负责与日本干涉军联络的军官接着回答“海军上将阁下,日军第5师团以及其他部队,同样面临严重的补给困难。
日军正通过驻满洲里及哈尔滨的机构正在与山西方面进行紧急交涉,但目前收效甚微。
为了保住这些部队,关东军司令部已同意与山西进行谈判。”
“英国人、美国人那边呢?”高尔察克怀着一丝希望问道。
吉米廖夫的笑容里透出深深的疲惫:
“伦敦和华盛顿通过外交渠道已数次联系了北京政府与山西督军府。
北京政府以无权干涉各省事务为由,推给山西督军府。
而山西督军府的回复彬彬有礼但寸步不让,强调这是其主权和内政,并反指干涉行动破坏了地区稳定。”
他稍作停顿,声音压得更低,“我们在太原的人员通过非正式途径探知,对方高层传递的潜台词是:
只要不威胁其根本,他们乐于同任何务实的政权维持最低限度的必要联系。
潜台词便是,我们是否务实,取决于我们还有多少价值。”
“而我们的价值,”
吉米廖夫的语气转为冰冷,“正在被我们的欧洲盟友和美国伙伴重新评估,结论很不乐观。
凡尔赛和约签署后,英法意等国面临的是本土满目疮痍的重建、堆积如山的债务、汹涌的工人运动,以及防止赤潮从俄国蔓延至德国乃至中欧的迫切压力。
这些,才是他们政治议程上排在前列的生死攸关之事。”
“大洋彼岸的美国,”
他继续道,“国会山上的孤立主义声浪日益高涨,公众与政客都厌倦了对外承担代价高昂的义务。
为一支远在西伯利亚、败象已露且与美国人核心利益关联甚微的白军,继续耗费宝贵的政治资本与财政拨款?
这在他们看来,已非明智之举。”
他目光扫过在座诸人:“因此,综合判断,对伦敦、巴黎和华盛顿而言,我们已不再是一项值得追加投资的战略资产,而是一笔需要寻找适当方式止损、乃至剥离的失败投资。
他们的战略重心和资源,已无可逆转地转向处理自家门前火势、稳定欧洲新秩序的内部挑战。
我们或许已成为他们外交档案中,一个亟待妥善了结的遗留问题,而非需要全力挽救的盟友。”

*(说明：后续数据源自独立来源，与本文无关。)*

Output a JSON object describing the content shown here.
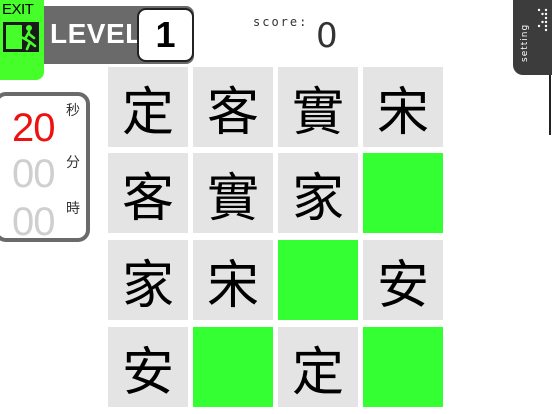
{
  "exit": {
    "label": "EXIT"
  },
  "level": {
    "label": "LEVEL",
    "value": "1"
  },
  "score": {
    "label": "score:",
    "value": "0"
  },
  "setting": {
    "label": "setting"
  },
  "timer": {
    "seconds": "20",
    "seconds_unit": "秒",
    "minutes": "00",
    "minutes_unit": "分",
    "hours": "00",
    "hours_unit": "時"
  },
  "colors": {
    "cleared": "#33ff33",
    "tile": "#e4e4e4",
    "accent": "#46ff2a",
    "timer_active": "#ee1111"
  },
  "board": {
    "rows": [
      [
        {
          "char": "定",
          "cleared": false
        },
        {
          "char": "客",
          "cleared": false
        },
        {
          "char": "實",
          "cleared": false
        },
        {
          "char": "宋",
          "cleared": false
        }
      ],
      [
        {
          "char": "客",
          "cleared": false
        },
        {
          "char": "實",
          "cleared": false
        },
        {
          "char": "家",
          "cleared": false
        },
        {
          "char": "",
          "cleared": true
        }
      ],
      [
        {
          "char": "家",
          "cleared": false
        },
        {
          "char": "宋",
          "cleared": false
        },
        {
          "char": "",
          "cleared": true
        },
        {
          "char": "安",
          "cleared": false
        }
      ],
      [
        {
          "char": "安",
          "cleared": false
        },
        {
          "char": "",
          "cleared": true
        },
        {
          "char": "定",
          "cleared": false
        },
        {
          "char": "",
          "cleared": true
        }
      ]
    ]
  }
}
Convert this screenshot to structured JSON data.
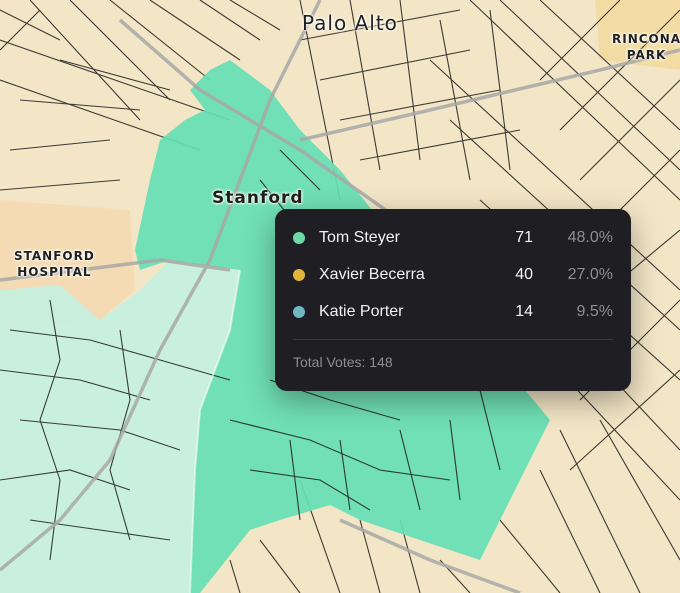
{
  "map": {
    "place_labels": {
      "palo_alto": "Palo Alto",
      "stanford": "Stanford",
      "stanford_hospital": [
        "STANFORD",
        "HOSPITAL"
      ],
      "rincon_park": [
        "RINCONA",
        "PARK"
      ]
    },
    "colors": {
      "land": "#f3e6c6",
      "road": "#1c1c1c",
      "major_road": "#9c9c9c",
      "region_primary": "#66e0b4",
      "region_light": "#c6f0e0"
    }
  },
  "tooltip": {
    "candidates": [
      {
        "name": "Tom Steyer",
        "votes": "71",
        "percent": "48.0%",
        "color": "#6ed9a4"
      },
      {
        "name": "Xavier Becerra",
        "votes": "40",
        "percent": "27.0%",
        "color": "#e0b43a"
      },
      {
        "name": "Katie Porter",
        "votes": "14",
        "percent": "9.5%",
        "color": "#6fb8c0"
      }
    ],
    "total_label": "Total Votes: 148"
  }
}
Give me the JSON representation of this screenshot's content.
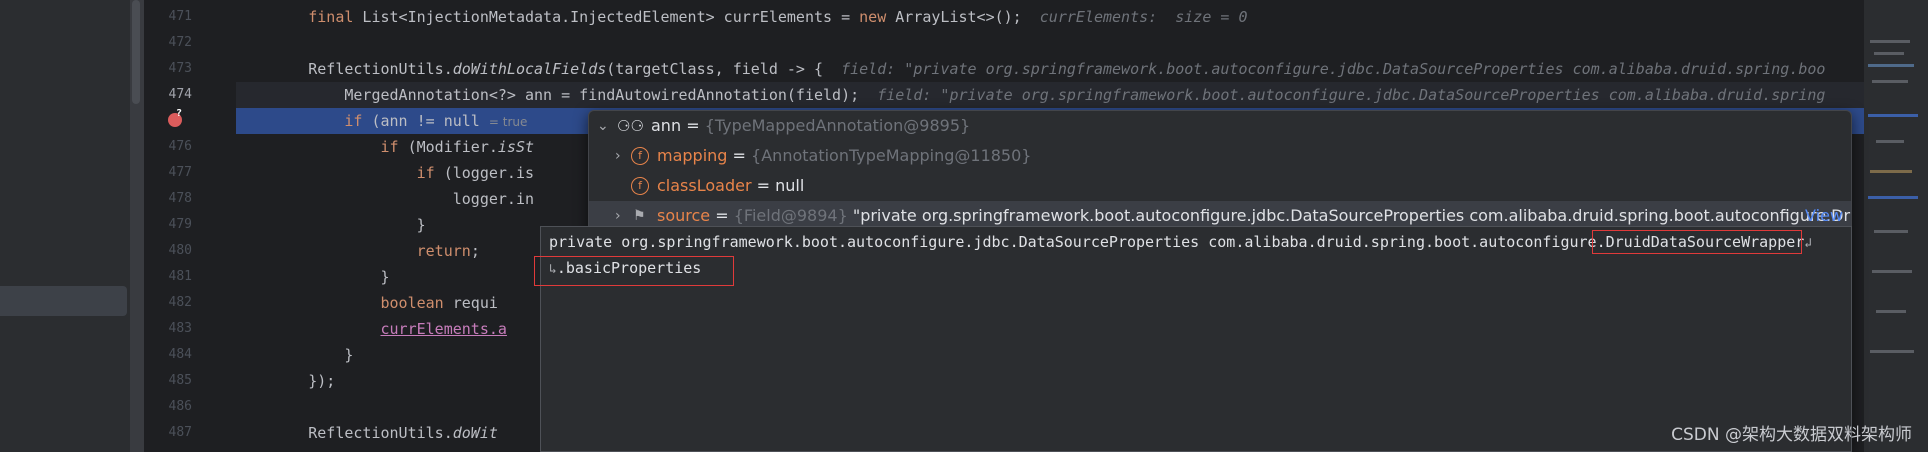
{
  "editor": {
    "line_numbers": [
      "471",
      "472",
      "473",
      "474",
      "475",
      "476",
      "477",
      "478",
      "479",
      "480",
      "481",
      "482",
      "483",
      "484",
      "485",
      "486",
      "487"
    ],
    "lines": {
      "l471_kw1": "final",
      "l471_type": " List<InjectionMetadata.InjectedElement> currElements = ",
      "l471_kw2": "new",
      "l471_rest": " ArrayList<>();",
      "l471_hint": "currElements:  size = 0",
      "l473_obj": "ReflectionUtils.",
      "l473_method": "doWithLocalFields",
      "l473_rest": "(targetClass, field -> {",
      "l473_hint": "field: \"private org.springframework.boot.autoconfigure.jdbc.DataSourceProperties com.alibaba.druid.spring.boo",
      "l474_code": "MergedAnnotation<?> ann = findAutowiredAnnotation(field);",
      "l474_hint": "field: \"private org.springframework.boot.autoconfigure.jdbc.DataSourceProperties com.alibaba.druid.spring",
      "l475_kw": "if",
      "l475_code": " (ann != null",
      "l475_hint": "= true",
      "l476_kw": "if",
      "l476_code": " (Modifier.",
      "l476_method": "isSt",
      "l477_kw": "if",
      "l477_code": " (logger.is",
      "l478_code": "logger.in",
      "l479_code": "}",
      "l480_kw": "return",
      "l480_code": ";",
      "l481_code": "}",
      "l482_kw": "boolean",
      "l482_code": " requi",
      "l483_field": "currElements.a",
      "l484_code": "}",
      "l485_code": "});",
      "l487_obj": "ReflectionUtils.",
      "l487_method": "doWit"
    }
  },
  "debugger": {
    "root": {
      "name": "ann",
      "value": "{TypeMappedAnnotation@9895}"
    },
    "children": [
      {
        "icon_letter": "f",
        "name": "mapping",
        "value": "{AnnotationTypeMapping@11850}"
      },
      {
        "icon_letter": "f",
        "name": "classLoader",
        "value": "null"
      },
      {
        "name": "source",
        "value_ref": "{Field@9894}",
        "value_text": " \"private org.springframework.boot.autoconfigure.jdbc.DataSourceProperties com.alibaba.druid.spring.boot.autoconfigure.Dr",
        "link": "View"
      }
    ],
    "eq": "="
  },
  "tooltip": {
    "line1_prefix": "private org.springframework.boot.autoconfigure.jdbc.DataSourceProperties com.alibaba.druid.spring.boot.autoconfigure.",
    "line1_highlight": "DruidDataSourceWrapper",
    "line2": ".basicProperties"
  },
  "watermark": "CSDN @架构大数据双料架构师",
  "icons": {
    "wrap": "soft-wrap-icon",
    "breakpoint": "breakpoint-icon",
    "watch": "glasses-icon"
  },
  "colors": {
    "execution_line": "#2d4a8a",
    "breakpoint": "#db5c5c",
    "keyword": "#cf8e6d",
    "field": "#e8844a",
    "highlight_box": "#e03a3a"
  }
}
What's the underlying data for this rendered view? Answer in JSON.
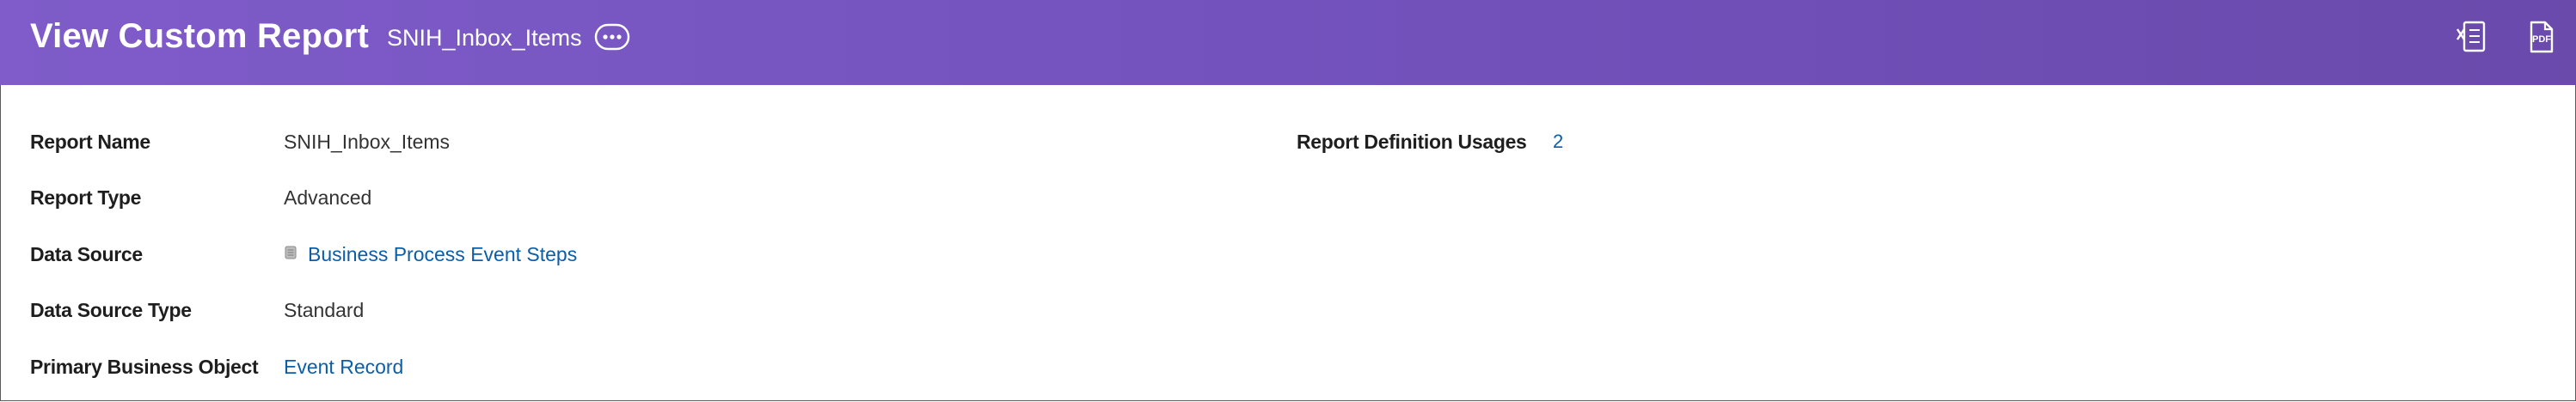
{
  "header": {
    "title": "View Custom Report",
    "report_name": "SNIH_Inbox_Items",
    "related_actions_icon": "ellipsis-circle-icon",
    "export_excel_icon": "excel-export-icon",
    "export_pdf_icon": "pdf-export-icon",
    "export_pdf_icon_text": "PDF",
    "color": "#7352bd"
  },
  "fields": {
    "report_name": {
      "label": "Report Name",
      "value": "SNIH_Inbox_Items"
    },
    "report_type": {
      "label": "Report Type",
      "value": "Advanced"
    },
    "data_source": {
      "label": "Data Source",
      "value": "Business Process Event Steps",
      "icon": "data-source-icon"
    },
    "data_source_type": {
      "label": "Data Source Type",
      "value": "Standard"
    },
    "primary_business_object": {
      "label": "Primary Business Object",
      "value": "Event Record"
    },
    "report_definition_usages": {
      "label": "Report Definition Usages",
      "value": "2"
    }
  },
  "colors": {
    "link": "#0b5ea8",
    "label": "#1e1e1e",
    "value": "#333333"
  }
}
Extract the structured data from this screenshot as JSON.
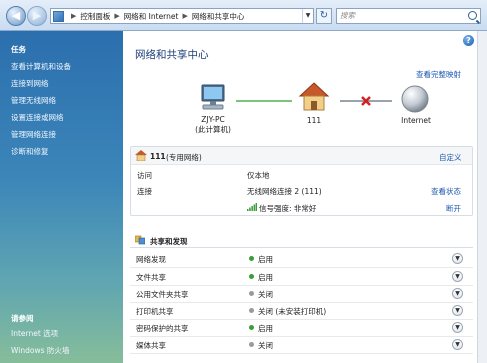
{
  "address": {
    "crumbs": [
      "控制面板",
      "网络和 Internet",
      "网络和共享中心"
    ],
    "search_placeholder": "搜索"
  },
  "sidebar": {
    "tasks_heading": "任务",
    "tasks": [
      "查看计算机和设备",
      "连接到网络",
      "管理无线网络",
      "设置连接或网络",
      "管理网络连接",
      "诊断和修复"
    ],
    "see_also_heading": "请参阅",
    "see_also": [
      "Internet 选项",
      "Windows 防火墙"
    ]
  },
  "main": {
    "title": "网络和共享中心",
    "view_full_map": "查看完整映射",
    "map": {
      "computer_name": "ZJY-PC",
      "computer_sub": "(此计算机)",
      "network_name": "111",
      "internet_name": "Internet"
    },
    "network": {
      "name": "111",
      "type": "(专用网络)",
      "customize": "自定义",
      "access_label": "访问",
      "access_value": "仅本地",
      "connection_label": "连接",
      "connection_value": "无线网络连接 2 (111)",
      "view_status": "查看状态",
      "signal_text": "信号强度: 非常好",
      "disconnect": "断开"
    },
    "sharing": {
      "heading": "共享和发现",
      "rows": [
        {
          "name": "网络发现",
          "value": "启用",
          "on": true
        },
        {
          "name": "文件共享",
          "value": "启用",
          "on": true
        },
        {
          "name": "公用文件夹共享",
          "value": "关闭",
          "on": false
        },
        {
          "name": "打印机共享",
          "value": "关闭 (未安装打印机)",
          "on": false
        },
        {
          "name": "密码保护的共享",
          "value": "启用",
          "on": true
        },
        {
          "name": "媒体共享",
          "value": "关闭",
          "on": false
        }
      ]
    }
  },
  "colors": {
    "accent_link": "#1a55b0",
    "status_on": "#3a9d3a",
    "status_off": "#9a9a9a",
    "title": "#1e3f7a"
  }
}
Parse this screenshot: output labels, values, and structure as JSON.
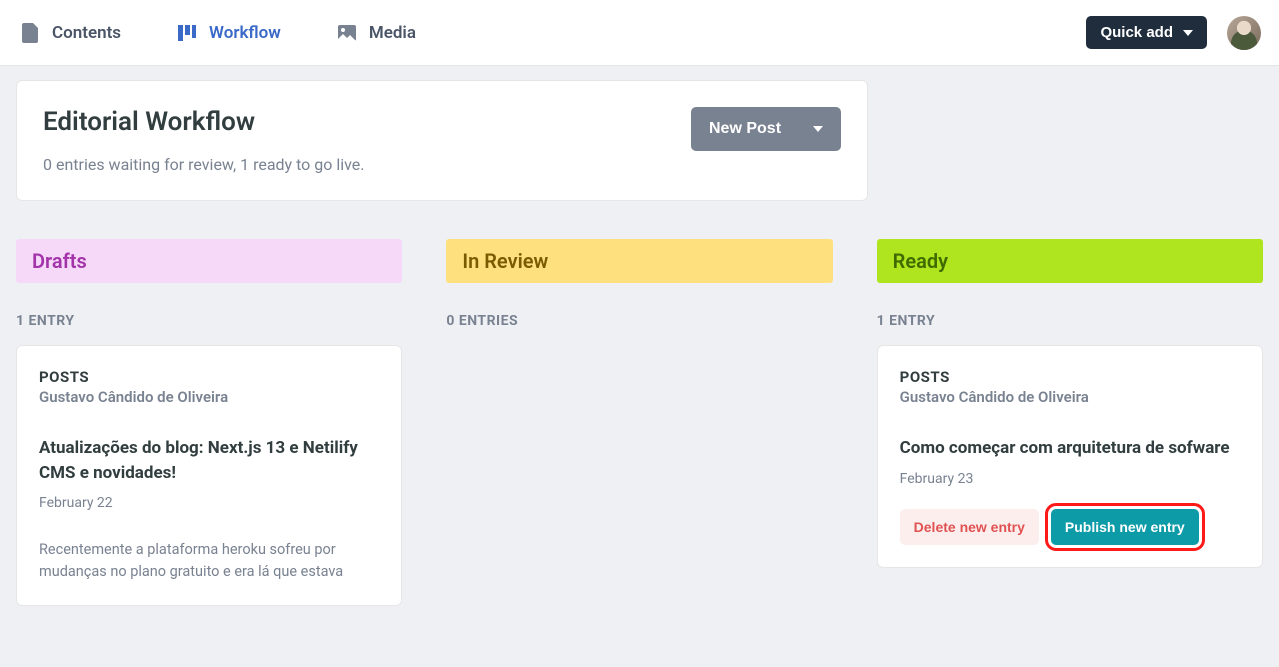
{
  "nav": {
    "contents": "Contents",
    "workflow": "Workflow",
    "media": "Media",
    "quick_add": "Quick add"
  },
  "header": {
    "title": "Editorial Workflow",
    "subtitle": "0 entries waiting for review, 1 ready to go live.",
    "new_post": "New Post"
  },
  "columns": {
    "drafts": {
      "label": "Drafts",
      "count": "1 ENTRY"
    },
    "review": {
      "label": "In Review",
      "count": "0 ENTRIES"
    },
    "ready": {
      "label": "Ready",
      "count": "1 ENTRY"
    }
  },
  "cards": {
    "draft": {
      "collection": "POSTS",
      "author": "Gustavo Cândido de Oliveira",
      "title": "Atualizações do blog: Next.js 13 e Netilify CMS e novidades!",
      "date": "February 22",
      "body": "Recentemente a plataforma heroku sofreu por mudanças no plano gratuito e era lá que estava"
    },
    "ready": {
      "collection": "POSTS",
      "author": "Gustavo Cândido de Oliveira",
      "title": "Como começar com arquitetura de sofware",
      "date": "February 23",
      "delete_label": "Delete new entry",
      "publish_label": "Publish new entry"
    }
  }
}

“我们库存还能支撑多久?”高尔察克问出了一个最关键的问题。
列别捷夫翻看着手中的报表,声音沉重:“粮食,按最低配给,不超过四十天,但分布不均,前线部队已经开始短缺。
冬装,缺口至少四成,许多部队还在穿秋装。
药品,尤其是外伤和抗冻伤药物,极度匮乏。
燃油严重不足,装甲列车和仅存的机动车辆,最多再维持两到三次连级规模的战术机动。
炮弹和机枪子弹库存相对多一些,但如果没有后续补充,持续作战能力不会超过三周。”
三周。
或许更短。
“红军先锋到了哪里?”高尔察克看向地图。
“最新情报,红军第五集团军先头部队已越过克拉斯诺亚尔斯克,正向东疾进。
其东方面军主力也在向我们压迫。
最乐观估计,留给我们做出决定并向东转移的时间,不会超过一个月。
如果天气恶化或红军加快速度,可能更短。”
作战参谋的回答让所有人的心都沉到了谷底。
一个月。
向东,是漫长的、缺乏补给的铁路线,而终点满洲里是一个对他们关闭的大门。
向南,是荒芜的山地和虎视眈眈的日本人,他们未必欢迎大规模白军涌入其控制区。
固守?
没有物资,军心涣散,无异于等死。
“我们必须和山西人认真谈一次。”
高尔察克最终做出了决定,声音疲惫但坚决,“不是通过那些官僚式的照会。
需要一次高层级的、秘密的、直接的接触。
搞清楚他们到底想要什么。
是钱?
是矿产特许权?
还是别的什么。”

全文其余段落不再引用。